European Journal of Epidemiology ( IF 7.7 ) Pub Date : 2024-11-22 , DOI: 10.1007/s10654-024-01178-6 Robert D. Daniels, Stephen J. Bertke, Kaitlin Kelly-Reif, David B. Richardson, Richard Haylock, Dominique Laurier, Klervi Leuraud, Monika Moissonnier, Isabelle Thierry-Chef, Ausrele Kesminiene, Mary K. Schubauer-Berigan
The International Nuclear Workers Study (INWORKS) contributes knowledge on the dose-response association between predominantly low dose, low dose rate occupational exposures to penetrating forms of ionizing radiation and cause-specific mortality. By extending follow-up of 309,932 radiation workers from France (1968–2014), the United Kingdom (1955–2012), and the United States (1944–2016) we increased support for analyses of temporal variation in radiation-cancer mortality associations. Here, we examine whether age at exposure, time since exposure, or attained age separately modify associations between radiation and mortality from all solid cancers, solid cancers excluding lung cancer, lung cancer, and lymphohematopoietic cancers. Multivariable Poisson regression was used to fit general relative rate models that describe modification of the linear excess relative rate per unit organ absorbed dose. Given indication of greater risk per unit dose for solid cancer mortality among workers hired in more recent calendar years, sensitivity analyses considering the impact of year of hire on results were performed.
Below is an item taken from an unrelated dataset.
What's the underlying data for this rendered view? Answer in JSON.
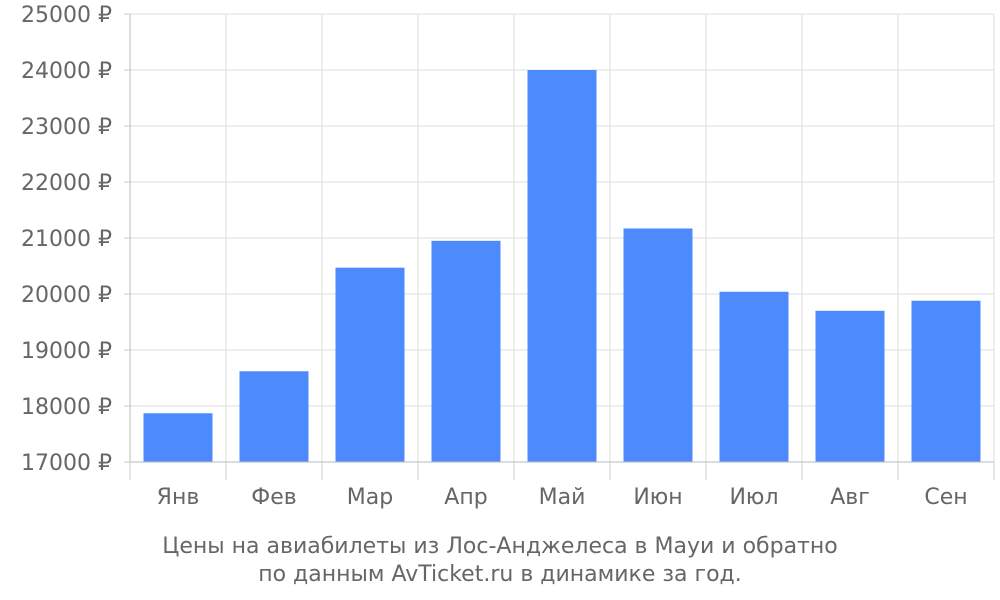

Findings were reasonably compatible with those from previous pooled and country-specific analyses within INWORKS showing temporal patterns of effect measure modification that varied among cancers, with evidence of persistent radiation-associated excess cancer risk decades after exposure, although statistically significant temporal modification of the radiation effect was not observed. Analyses stratified by hire period (< 1958, 1958+) showed temporal patterns that varied; however, these analyses did not suggest that this was due to differences in distribution of these effect measure modifiers by hire year.
中文翻译:
国际核工作者队列中辐射对癌症死亡率影响时间变化的更新结果 (INWORKS)
国际核工作者研究 (INWORKS) 提供了关于主要低剂量、低剂量率职业暴露于穿透性电离辐射与特定原因死亡率之间的剂量反应关联的知识。通过扩大对来自法国 (1968-2014)、英国 (1955-2012) 和美国 (1944-2016) 的 309,932 名放射工作人员的随访,我们增加了对辐射-癌症死亡率关联时间变化分析的支持。在这里,我们检查了暴露年龄、暴露后的时间或达到年龄是否分别改变了所有实体癌、不包括肺癌、肺癌和淋巴造血癌的实体癌的辐射与死亡率之间的关联。多变量泊松回归用于拟合描述每单位器官吸收剂量线性超额相对速率修改的一般相对速率模型。鉴于有迹象表明在最近日历年雇用的工人中每单位剂量的实体癌死亡风险更高,因此进行了考虑雇用年份对结果影响的敏感性分析。研究结果与 INWORKS 中先前汇总和特定国家分析的结果合理一致,显示效果测量修改的时间模式因癌症而异,有证据表明暴露几十年后持续与辐射相关的超额癌症风险,尽管未观察到辐射效应的统计学显着时间改变。按雇佣期分层的分析(x3C 1958, 1958+)显示时间模式不同;然而,这些分析并未表明这是由于这些效应测量调节因子按雇佣年份的分布差异造成的。